Lab 1: Addition of Vector Forces
Purpose:
In this experiment, we measured 3 different forces: two forces were made by the
spring scales, and a third force of gravity on a mass. Once we had measured these forces,
we added the vectors using tail to tip method. The purpose of this lab was to practice
vector addition using tail to tip method and to see if an object wasn’t moving, then the a
vector sum of the forces was zero.
Theory:
A vector is a measurement that has both a magnitude and a direction. Because
vectors have a direction, they must be added using either tail to tip method or
algebraically with Pythagorean theorem.
In this lab, we had three vectors: the two forces measured using the spring scales
and the force of gravity on the mass. We added the two spring scale forces together and
found that they were almost identically equal in size and opposite in direction to vector C.

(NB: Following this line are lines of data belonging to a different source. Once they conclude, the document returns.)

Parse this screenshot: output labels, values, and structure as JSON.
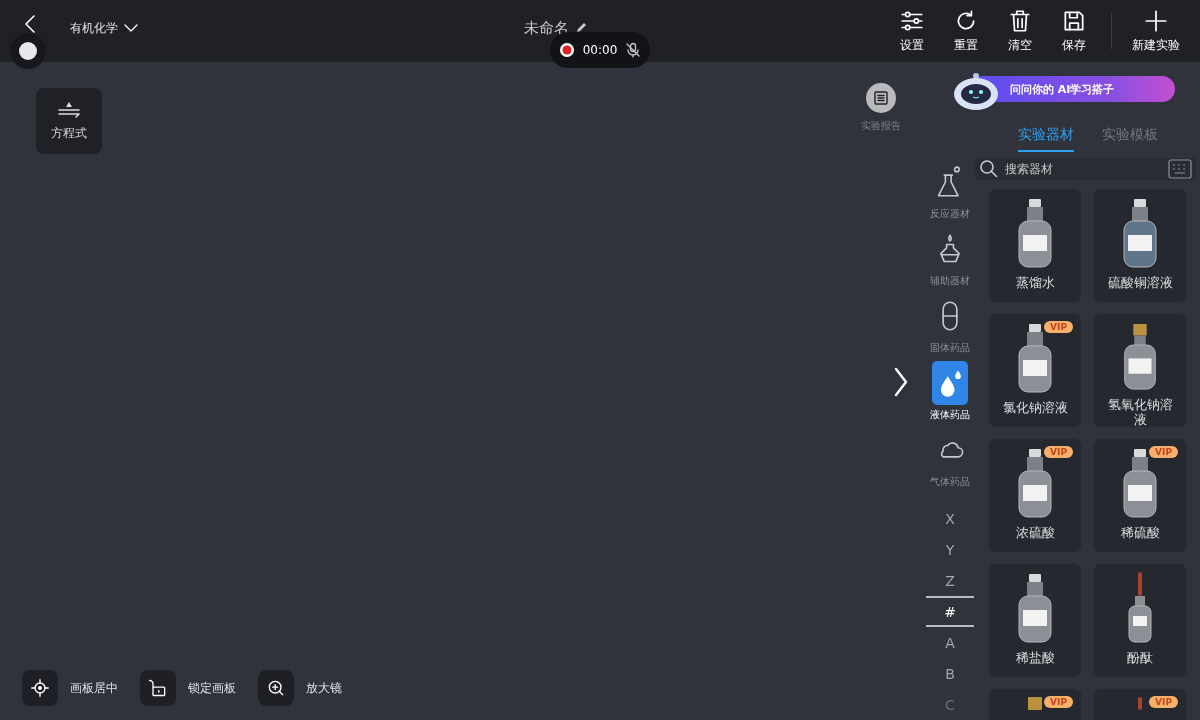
{
  "top_bar": {
    "subject": "有机化学",
    "title": "未命名",
    "recording": {
      "time": "00:00",
      "mic_muted": true
    },
    "tools": [
      {
        "kind": "settings",
        "label": "设置"
      },
      {
        "kind": "reset",
        "label": "重置"
      },
      {
        "kind": "clear",
        "label": "清空"
      },
      {
        "kind": "save",
        "label": "保存"
      },
      {
        "kind": "new",
        "label": "新建实验"
      }
    ]
  },
  "canvas": {
    "equation_button": "方程式",
    "report_button": "实验报告",
    "bottom_tools": [
      {
        "kind": "center",
        "label": "画板居中"
      },
      {
        "kind": "lock",
        "label": "锁定画板"
      },
      {
        "kind": "zoom",
        "label": "放大镜"
      }
    ]
  },
  "panel": {
    "banner": "问问你的 AI学习搭子",
    "tabs": [
      {
        "label": "实验器材",
        "selected": true
      },
      {
        "label": "实验模板",
        "selected": false
      }
    ],
    "search": {
      "placeholder": "搜索器材"
    },
    "categories": [
      {
        "kind": "flask",
        "label": "反应器材",
        "selected": false
      },
      {
        "kind": "burner",
        "label": "辅助器材",
        "selected": false
      },
      {
        "kind": "capsule",
        "label": "固体药品",
        "selected": false
      },
      {
        "kind": "drop",
        "label": "液体药品",
        "selected": true
      },
      {
        "kind": "cloud",
        "label": "气体药品",
        "selected": false
      }
    ],
    "index_letters": [
      {
        "label": "X",
        "selected": false
      },
      {
        "label": "Y",
        "selected": false
      },
      {
        "label": "Z",
        "selected": false
      },
      {
        "label": "#",
        "selected": true
      },
      {
        "label": "A",
        "selected": false
      },
      {
        "label": "B",
        "selected": false
      },
      {
        "label": "C",
        "selected": false
      }
    ],
    "items": [
      {
        "name": "蒸馏水",
        "kind": "clear"
      },
      {
        "name": "硫酸铜溶液",
        "kind": "blue"
      },
      {
        "name": "氯化钠溶液",
        "kind": "clear",
        "badge": "VIP"
      },
      {
        "name": "氢氧化钠溶液",
        "kind": "gold"
      },
      {
        "name": "浓硫酸",
        "kind": "clear",
        "badge": "VIP"
      },
      {
        "name": "稀硫酸",
        "kind": "clear",
        "badge": "VIP"
      },
      {
        "name": "稀盐酸",
        "kind": "clear"
      },
      {
        "name": "酚酞",
        "kind": "dropper"
      },
      {
        "kind": "gold",
        "badge": "VIP"
      },
      {
        "kind": "dropper",
        "badge": "VIP"
      }
    ]
  }
}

This is expected because the mass wasn’t moving, which implies that the net force must
be zero.
Materials:
 2 Ring Stands
 1 Crossbar
 Masking Tape
 String
 Protractor
 Scissors
 Level
 2 Spring Scales
 500g Mass
 Notebooks (for leveling)
*** Remember to include a sketch after you print!***
Procedure:
1) When we started to assemble the apparatus we taped a bar across two of the ring
stands.
2) We then put two spring scales and tied string to the end of each spring.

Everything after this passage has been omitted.